A disaster recovery location off-premises that you only pay for when needed makes a lot of business sense. With nested virtualization, performing DR to the cloud can use standard DR products and enable all of the testing and process automation that are part of these products.
To enable cloud DR, the provider will need to add a few items to its service catalog and learn how to make these pieces work together. Tenants will need to understand the operational difference in using nested virtualization for DR and select a provider that provides the right guarantees.
How to get past infrastructure hurdles
One of the challenges is that DR products like VMware's Site Recovery Manager (SRM) expect that one company owns the virtualization platform at both the production site and the DR site. If the DR site is a cloud provider, this is not the case; the physical ESXi servers and vCenter belong to the cloud provider and the tenant just gets some VMs.
Cloud providers tightly guard their platform management infrastructure. Tenants never get access and sometimes aren't even told what the platform is or which tools the provider uses to manage the environment. Usually if a tenant wants to handle its own vSphere in a cloud provider's data center, the tenant must co-locate servers they own at the cloud provider or lease dedicated physical servers. This is a large commitment for a resource that will rarely, if ever, be used. It is cheaper to use VMs, including running ESXi in a VM and allow bursting up in capacity with physical ESXi servers when DR events or tests occur.
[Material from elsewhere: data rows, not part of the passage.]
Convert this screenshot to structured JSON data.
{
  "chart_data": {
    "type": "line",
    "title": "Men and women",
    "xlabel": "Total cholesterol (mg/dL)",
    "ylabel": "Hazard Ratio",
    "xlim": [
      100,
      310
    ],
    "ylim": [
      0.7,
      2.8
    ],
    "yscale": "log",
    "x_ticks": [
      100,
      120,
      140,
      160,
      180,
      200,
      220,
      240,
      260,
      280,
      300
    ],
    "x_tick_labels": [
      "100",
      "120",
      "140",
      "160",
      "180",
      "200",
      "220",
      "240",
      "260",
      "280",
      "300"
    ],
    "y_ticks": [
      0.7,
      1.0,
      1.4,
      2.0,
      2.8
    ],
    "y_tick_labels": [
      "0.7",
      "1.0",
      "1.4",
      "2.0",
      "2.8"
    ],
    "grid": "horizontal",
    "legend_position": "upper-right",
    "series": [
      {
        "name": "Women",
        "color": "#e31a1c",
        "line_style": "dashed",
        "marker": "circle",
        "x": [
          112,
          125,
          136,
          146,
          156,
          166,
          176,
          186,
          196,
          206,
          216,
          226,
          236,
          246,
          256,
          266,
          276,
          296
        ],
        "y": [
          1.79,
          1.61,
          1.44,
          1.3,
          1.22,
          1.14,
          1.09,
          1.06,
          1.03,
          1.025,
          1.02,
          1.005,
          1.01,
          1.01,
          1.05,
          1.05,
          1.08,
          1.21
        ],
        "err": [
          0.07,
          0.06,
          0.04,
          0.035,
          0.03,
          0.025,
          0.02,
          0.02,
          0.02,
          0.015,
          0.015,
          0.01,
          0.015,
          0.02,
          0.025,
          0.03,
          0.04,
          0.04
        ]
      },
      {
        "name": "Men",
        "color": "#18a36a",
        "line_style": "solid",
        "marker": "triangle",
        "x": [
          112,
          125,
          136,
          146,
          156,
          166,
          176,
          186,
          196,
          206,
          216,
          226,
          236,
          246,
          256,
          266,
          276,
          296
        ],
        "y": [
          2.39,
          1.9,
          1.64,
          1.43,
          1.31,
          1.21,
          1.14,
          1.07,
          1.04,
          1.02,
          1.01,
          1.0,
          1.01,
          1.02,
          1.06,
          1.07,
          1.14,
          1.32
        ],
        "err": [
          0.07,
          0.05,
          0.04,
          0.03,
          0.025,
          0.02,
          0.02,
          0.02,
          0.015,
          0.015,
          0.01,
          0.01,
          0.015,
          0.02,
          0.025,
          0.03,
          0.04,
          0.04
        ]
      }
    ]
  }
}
Make sure your provider offers nested ESXi instances
To enable Disaster Recovery as a Service (DRaaS) using Site Recovery Manager (SRM), the cloud provider needs to have a few features in its service catalog. The first is offering nested ESXi instances alongside the Windows and Linux instances they offer to tenants. By now, I hope that nested virtualization is a well-known quantity. The ESXi hypervisor can run itself as a VM and the virtualized ESXi server can then run its own VMs inside two layers of virtualization.
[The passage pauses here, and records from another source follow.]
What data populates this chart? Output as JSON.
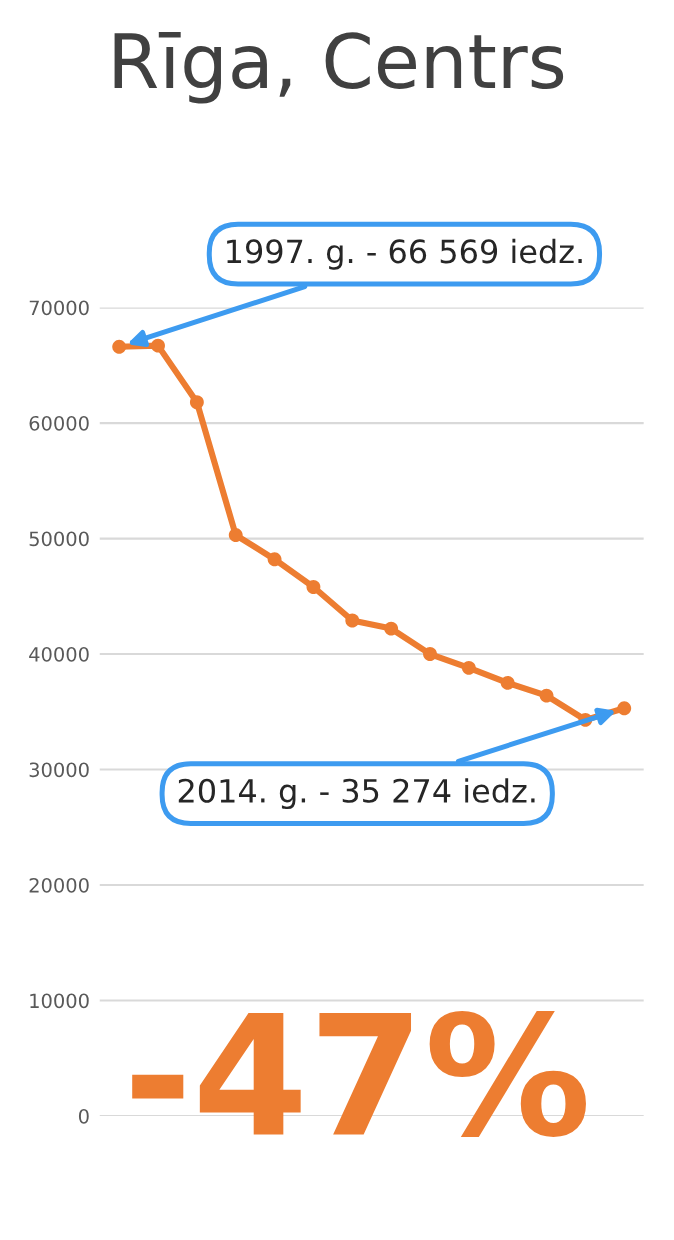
{
  "chart_data": {
    "type": "line",
    "title": "Rīga, Centrs",
    "categories": [
      null,
      null,
      null,
      null,
      null,
      null,
      null,
      null,
      null,
      null,
      null,
      null,
      null,
      null
    ],
    "series": [
      {
        "color": "#ed7d31",
        "values": [
          66600,
          66700,
          61800,
          50300,
          48200,
          45800,
          42900,
          42200,
          40000,
          38800,
          37500,
          36400,
          34300,
          35300
        ]
      }
    ],
    "ylim": [
      0,
      70000
    ],
    "yticks": [
      0,
      10000,
      20000,
      30000,
      40000,
      50000,
      60000,
      70000
    ],
    "grid": "y",
    "tick_labels": "y",
    "marker": "circle",
    "line_style": "solid",
    "annotations": [
      "1997. g. - 66 569 iedz.",
      "2014. g. - 35 274 iedz.",
      "-47%"
    ]
  }
}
The key benefit with this option is that the physical ESXi server belongs to the cloud provider, while the virtual ESXi server can belong to the tenant. Alongside the virtualized ESXi server, the tenant also runs vCenter Server in a VM in the cloud along with an SRM server. These tenant management servers are used to manage the virtualized ESXi server. This means the tenant manages the whole vSphere and SRM environment without dedicated hardware inside the cloud provider's data center.
Get the keys to IP storage
The next piece is that the cloud provider must provide IP storage to the nested ESXi servers. For the DR to work well, the replicated VMs must reside on shared storage.
Tenants use vSphere Replication to copy VMs from the tenant's own production data center to the virtual ESXi servers at the cloud provider. The nested ESXi server's sole role is to be the destination for this replication; the duplicated VMs are stored on the cloud provider's IP storage.
The IP storage may also be provided by a virtualized storage appliance in VMs, making the IP storage just another instance type in the service catalog. If the tenant used the same virtual storage appliance at its production data center, then SRM could use array-based replication.
Use physical hosts to speed up DR
The final piece is that the cloud provider must have some spare physical virtualization hosts a tenant can use to test the SRM recovery plans or during a failover when a disaster occurs. The problem with the nested ESXi server being used as a platform for production VMs is that nested VMs cannot benefit from all of the hardware-offload performance benefits that are available to the physical ESXi server and its VMs.
Nested VMs run slower than you may want, so, when you fail over you will want to use a physical ESXi host. The provider must maintain a pool of ESXi hosts that are used for DRaaS; these will be dedicated for brief periods to specific tenants who are undertaking DR activities. For planned tests, the physical hosts would be booked in advance, but in a real disaster, there would be no time for booking.
The number of hosts in the pool compared to the number of tenants' production ESXi hosts should be a balance to have enough capacity for DR events without having to price the service out of reach.
Put together the final pieces of the DRaaS puzzle
To activate the DR plan either for testing or a real failover, there's an additional process to make the physical ESXi servers available:
- The tenant contacts the provider asking for capacity.
- The provider assigns some physical hosts to the tenant.
- The tenant adds the physical ESXi hosts to its DR vCenter and finalizes the configuration.
- The tenant enacts the recovery plan in SRM.